Die Gezi-Proteste vergangenen Sommer waren ein starkes Zeichen dafür, dass diese Koalition, die die AKP so stark gemacht hat, langsam auseinanderbröckelt. Es waren vor allem die liberalen Kräfte, die weggebrochen sind, jetzt sehen wir, dass es auch Spaltungen innerhalb des religiösen Lagers gibt. Das deutet darauf hin, dass diese Partei, die v.a. in den letzten 3 bis 4 Jahren die Macht sehr stark monopolisieren konnte, doch nicht alles unter Kontrolle hat. Es sind eigentlich die ersten Zerfallserscheinungen einer sehr starken Regierungspartei.
APA/EPA/SEDAT SUNA
In einem Kommentar war von einer „Putinisierung der Türkei“ zu lesen. Würden Sie das auch so sehen, dass Erdogan versucht seine Macht so zu zementieren, dass er quasi nicht absetzbar ist?
Tayyip Erdogan ist ein sehr starker politischer Charakter. Bedingt durch eine ständige Furcht vor einem Putsch bzw. einer Auseinandersetzung mit dem Militär hat er sich stark isoliert. In der Vergangenheit hat es ja tatsächlich solche Erlebnisse gegeben, aber inzwischen sind die meisten dieser Kraftzentren - vor allem die Armee - mehr oder weniger entmachtet.
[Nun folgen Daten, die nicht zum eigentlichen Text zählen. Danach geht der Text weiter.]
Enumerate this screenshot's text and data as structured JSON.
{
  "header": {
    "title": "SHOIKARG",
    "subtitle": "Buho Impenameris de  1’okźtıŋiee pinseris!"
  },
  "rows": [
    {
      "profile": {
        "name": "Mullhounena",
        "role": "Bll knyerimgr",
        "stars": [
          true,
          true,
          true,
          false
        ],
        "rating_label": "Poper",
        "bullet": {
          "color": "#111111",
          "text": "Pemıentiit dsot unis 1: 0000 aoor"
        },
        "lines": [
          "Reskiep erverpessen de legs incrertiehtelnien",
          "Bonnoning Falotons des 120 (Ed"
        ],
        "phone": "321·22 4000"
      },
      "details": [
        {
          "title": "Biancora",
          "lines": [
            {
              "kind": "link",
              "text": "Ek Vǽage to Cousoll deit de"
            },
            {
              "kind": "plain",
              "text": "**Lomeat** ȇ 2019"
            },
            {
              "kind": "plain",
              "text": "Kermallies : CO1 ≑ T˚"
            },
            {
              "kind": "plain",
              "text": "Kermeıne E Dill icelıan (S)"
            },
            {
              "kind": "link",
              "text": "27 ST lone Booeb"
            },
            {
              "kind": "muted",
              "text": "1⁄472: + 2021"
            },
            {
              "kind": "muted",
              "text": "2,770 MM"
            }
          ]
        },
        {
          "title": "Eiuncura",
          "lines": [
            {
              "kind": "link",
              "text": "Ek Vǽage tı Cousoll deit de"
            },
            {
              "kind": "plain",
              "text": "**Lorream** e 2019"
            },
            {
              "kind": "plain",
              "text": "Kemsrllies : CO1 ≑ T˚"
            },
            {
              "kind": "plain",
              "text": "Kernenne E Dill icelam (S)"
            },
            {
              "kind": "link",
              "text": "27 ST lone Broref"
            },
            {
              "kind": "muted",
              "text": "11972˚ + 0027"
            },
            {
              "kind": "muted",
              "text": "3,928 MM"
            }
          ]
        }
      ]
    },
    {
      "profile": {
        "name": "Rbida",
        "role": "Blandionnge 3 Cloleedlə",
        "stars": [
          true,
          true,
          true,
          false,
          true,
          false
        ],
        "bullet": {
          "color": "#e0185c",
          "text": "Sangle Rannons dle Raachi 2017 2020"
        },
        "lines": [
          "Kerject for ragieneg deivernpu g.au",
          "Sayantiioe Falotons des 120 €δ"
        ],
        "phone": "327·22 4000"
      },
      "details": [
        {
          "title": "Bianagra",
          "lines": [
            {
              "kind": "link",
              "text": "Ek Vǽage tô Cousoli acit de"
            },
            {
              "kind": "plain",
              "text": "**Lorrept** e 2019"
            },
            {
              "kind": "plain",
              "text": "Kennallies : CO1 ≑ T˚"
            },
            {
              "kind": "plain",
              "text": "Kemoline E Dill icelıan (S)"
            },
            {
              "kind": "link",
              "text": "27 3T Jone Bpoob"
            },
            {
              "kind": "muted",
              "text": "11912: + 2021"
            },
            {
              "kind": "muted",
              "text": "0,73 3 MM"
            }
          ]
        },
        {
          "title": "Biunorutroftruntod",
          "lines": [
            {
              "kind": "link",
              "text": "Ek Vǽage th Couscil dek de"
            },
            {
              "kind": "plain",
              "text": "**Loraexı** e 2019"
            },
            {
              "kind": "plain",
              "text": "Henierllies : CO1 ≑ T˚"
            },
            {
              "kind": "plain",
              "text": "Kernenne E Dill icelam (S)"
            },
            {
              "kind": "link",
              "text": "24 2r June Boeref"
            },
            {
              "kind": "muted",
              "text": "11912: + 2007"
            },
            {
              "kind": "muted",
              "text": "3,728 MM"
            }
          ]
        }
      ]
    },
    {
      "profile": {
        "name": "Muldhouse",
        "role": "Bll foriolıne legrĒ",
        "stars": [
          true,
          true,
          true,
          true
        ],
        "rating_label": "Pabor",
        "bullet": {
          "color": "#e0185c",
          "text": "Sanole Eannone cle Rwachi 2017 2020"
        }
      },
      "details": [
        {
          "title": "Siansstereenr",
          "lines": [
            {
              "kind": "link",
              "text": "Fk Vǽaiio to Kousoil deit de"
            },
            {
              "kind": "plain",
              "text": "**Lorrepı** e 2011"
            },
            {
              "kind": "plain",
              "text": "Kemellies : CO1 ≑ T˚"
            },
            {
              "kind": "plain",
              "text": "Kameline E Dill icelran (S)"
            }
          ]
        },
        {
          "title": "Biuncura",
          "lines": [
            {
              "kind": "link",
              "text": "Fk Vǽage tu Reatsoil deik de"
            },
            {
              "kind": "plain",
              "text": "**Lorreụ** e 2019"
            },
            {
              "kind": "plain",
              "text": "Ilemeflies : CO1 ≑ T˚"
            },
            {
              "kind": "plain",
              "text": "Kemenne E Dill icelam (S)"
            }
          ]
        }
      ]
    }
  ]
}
Aus diesem Angstgefühl heraus versucht Erdogan vor allem die letzten Jahre die Macht so stark wie möglich in seinen eigenen Händen zu bündeln. Er ist dadurch immer autoritärer geworden, hat z.B. auch den Anspruch die Gesellschaft nach seinen Vorstellungen zu formen. Das stößt auf massiven Widerstand in der Bevölkerung. Das sieht man daran, dass sein Projekt, die Türkei in eine Präsidialrepublik umzuwandeln und Präsident zu werden, gescheitert ist. Die liberalen Kräfte haben zuletzt aufbegehrt bei seinen zum Teil gigantomanischen Projekten, wie er die Städte umwandeln möchte, allen voran Istanbul. Und es sieht so aus, als würde er nicht unbedingt siegreich aus diesem Machtkampf mit der Gülen-Bewegung herausgehen, sondern dass beide Schaden nehmen.
Was ist das eigentlich für ein Konflikt mit der Gülen-Bewegung?
Die beiden waren sich schon in der Vergangenheit nicht unbedingt immer einig. Wie gesagt: Eine Zeitlang hat die AKP sehr erfolgreich Brücken zu anderen Bewegungen geschlagen, und jetzt bricht das wieder auseinander. Es sind mehrere Ebenen die hier gleichzeitig diskutiert werden: Das eine ist das Ausmaß der Korruption, das immer mehr an die Oberfläche kommt. Was angesichts dieser riesigen städtebaulichen Projekte und der großen Rolle die der Staat da spielt, kaum verwunderlich ist. Da gibt es ein klientalistisches System – das es in der Türkei immer schon gegeben hat und das jetzt eben durch die AKP bedient wird.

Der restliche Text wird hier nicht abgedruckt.